A short flight for "Ingenuity," a big success for unmanned space flight. NASA's Mars helicopter flew over the
surface of the Red Planet for about 40 seconds on Monday, April 19, and landed back on four legs. From NASA’s
perspective, this is a historic event that can be classified similarly to the Wright brothers' first controlled
flight in 1903.
With the Mars helicopter, the concept of powered, unmanned, and autonomous flights on foreign planets is being
tested. This is comparable to the first Mars rover “Sojourner”, which paved the way for scientific follow-up
missions such as "Curiosity" and currently "Perseverance". "Ingenuity" is about to complete several flight units
over a period of 30 days, lasting up to 90 seconds and bringing it to a maximum altitude of five meters.

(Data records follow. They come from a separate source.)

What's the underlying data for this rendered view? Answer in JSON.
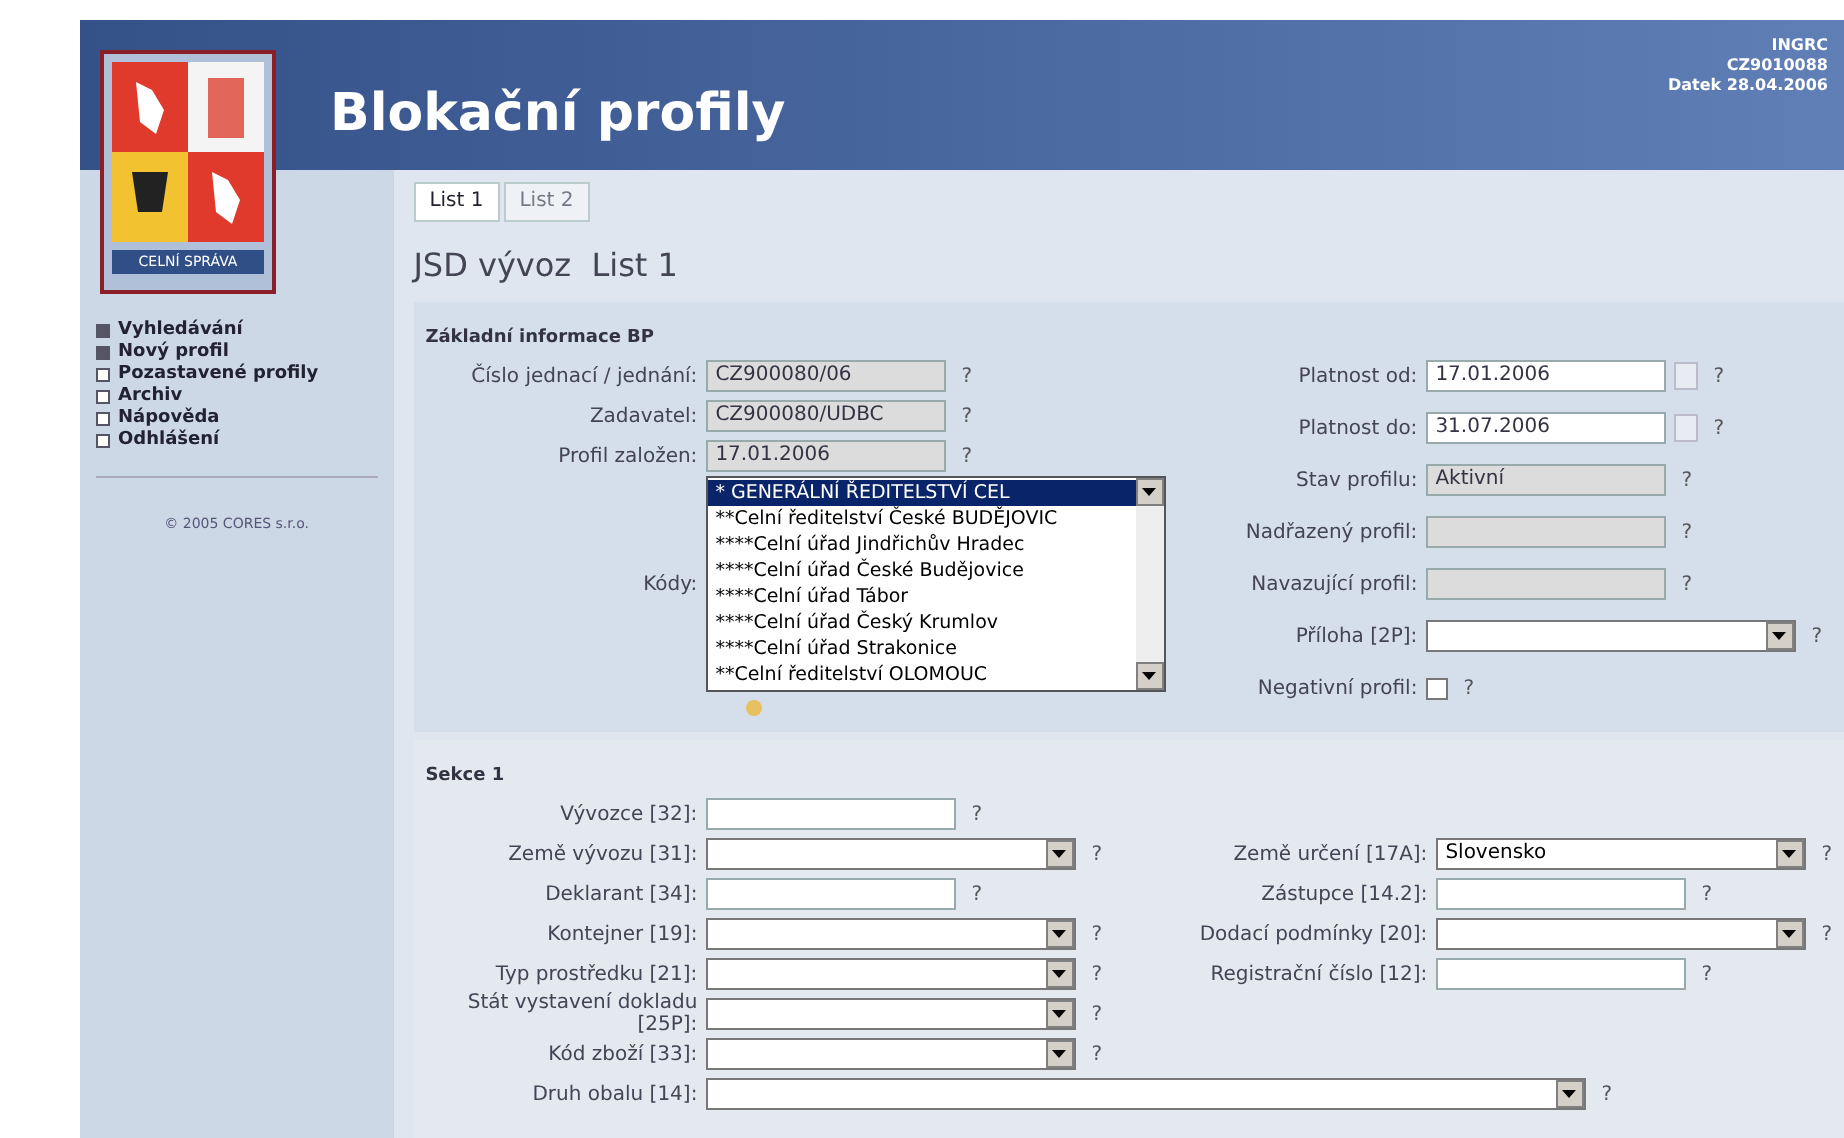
{
  "header": {
    "title": "Blokační profily",
    "logo_caption": "CELNÍ SPRÁVA",
    "user_info": [
      "INGRC",
      "CZ9010088",
      "Datek 28.04.2006"
    ]
  },
  "sidebar": {
    "items": [
      {
        "label": "Vyhledávání",
        "kind": "filled"
      },
      {
        "label": "Nový profil",
        "kind": "filled"
      },
      {
        "label": "Pozastavené profily",
        "kind": "empty"
      },
      {
        "label": "Archiv",
        "kind": "empty"
      },
      {
        "label": "Nápověda",
        "kind": "empty"
      },
      {
        "label": "Odhlášení",
        "kind": "empty"
      }
    ],
    "copyright": "© 2005 CORES s.r.o."
  },
  "tabs": [
    {
      "label": "List 1",
      "selected": true
    },
    {
      "label": "List 2",
      "selected": false
    }
  ],
  "heading": "JSD vývoz  List 1",
  "basic": {
    "title": "Základní informace BP",
    "left": [
      {
        "label": "Číslo jednací / jednání:",
        "kind": "readonly",
        "value": "CZ900080/06",
        "help": "?"
      },
      {
        "label": "Zadavatel:",
        "kind": "readonly",
        "value": "CZ900080/UDBC",
        "help": "?"
      },
      {
        "label": "Profil založen:",
        "kind": "readonly",
        "value": "17.01.2006",
        "help": "?"
      },
      {
        "label": "Kódy:",
        "kind": "listbox",
        "options": [
          {
            "label": "* GENERÁLNÍ ŘEDITELSTVÍ CEL",
            "selected": true
          },
          {
            "label": "**Celní ředitelství České BUDĚJOVIC",
            "selected": false
          },
          {
            "label": "****Celní úřad Jindřichův Hradec",
            "selected": false
          },
          {
            "label": "****Celní úřad České Budějovice",
            "selected": false
          },
          {
            "label": "****Celní úřad Tábor",
            "selected": false
          },
          {
            "label": "****Celní úřad Český Krumlov",
            "selected": false
          },
          {
            "label": "****Celní úřad Strakonice",
            "selected": false
          },
          {
            "label": "**Celní ředitelství OLOMOUC",
            "selected": false
          }
        ]
      }
    ],
    "right": [
      {
        "label": "Platnost od:",
        "kind": "date",
        "value": "17.01.2006",
        "help": "?"
      },
      {
        "label": "Platnost do:",
        "kind": "date",
        "value": "31.07.2006",
        "help": "?"
      },
      {
        "label": "Stav profilu:",
        "kind": "readonly",
        "value": "Aktivní",
        "help": "?"
      },
      {
        "label": "Nadřazený profil:",
        "kind": "readonly",
        "help": "?"
      },
      {
        "label": "Navazující profil:",
        "kind": "readonly",
        "help": "?"
      },
      {
        "label": "Příloha [2P]:",
        "kind": "select",
        "help": "?"
      },
      {
        "label": "Negativní profil:",
        "kind": "checkbox",
        "checked": false,
        "help": "?"
      }
    ]
  },
  "section1": {
    "title": "Sekce 1",
    "rows": [
      {
        "left": {
          "label": "Vývozce [32]:",
          "kind": "text",
          "help": "?"
        }
      },
      {
        "left": {
          "label": "Země vývozu [31]:",
          "kind": "select",
          "help": "?"
        },
        "right": {
          "label": "Země určení [17A]:",
          "kind": "select",
          "value": "Slovensko",
          "help": "?"
        }
      },
      {
        "left": {
          "label": "Deklarant [34]:",
          "kind": "text",
          "help": "?"
        },
        "right": {
          "label": "Zástupce [14.2]:",
          "kind": "text",
          "help": "?"
        }
      },
      {
        "left": {
          "label": "Kontejner [19]:",
          "kind": "select",
          "help": "?"
        },
        "right": {
          "label": "Dodací podmínky [20]:",
          "kind": "select",
          "help": "?"
        }
      },
      {
        "left": {
          "label": "Typ prostředku [21]:",
          "kind": "select",
          "help": "?"
        },
        "right": {
          "label": "Registrační číslo [12]:",
          "kind": "text",
          "help": "?"
        }
      },
      {
        "left": {
          "label": "Stát vystavení dokladu [25P]:",
          "kind": "select",
          "help": "?"
        }
      },
      {
        "left": {
          "label": "Kód zboží [33]:",
          "kind": "select",
          "help": "?"
        }
      },
      {
        "left": {
          "label": "Druh obalu [14]:",
          "kind": "wide",
          "help": "?"
        }
      }
    ]
  }
}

Six micromotors control the helicopter's flight direction
The flight is also a great success for the drive specialist maxon. After all, the helicopter is equipped with
six brushed DC motors from Switzerland, which have been specifically modified for this challenge. The DCX series
of drives, with diameters of 10 millimeters, control the pitch of the rotor blades and therefore the course of
the helicopter, which weighs only 1.8 kilograms and is solar-powered. The lightweight design is a prerequisite
for a successful flight on the Red Planet, where there is hardly any atmosphere, making conditions similar to
those at an altitude of 30 kilometers on Earth.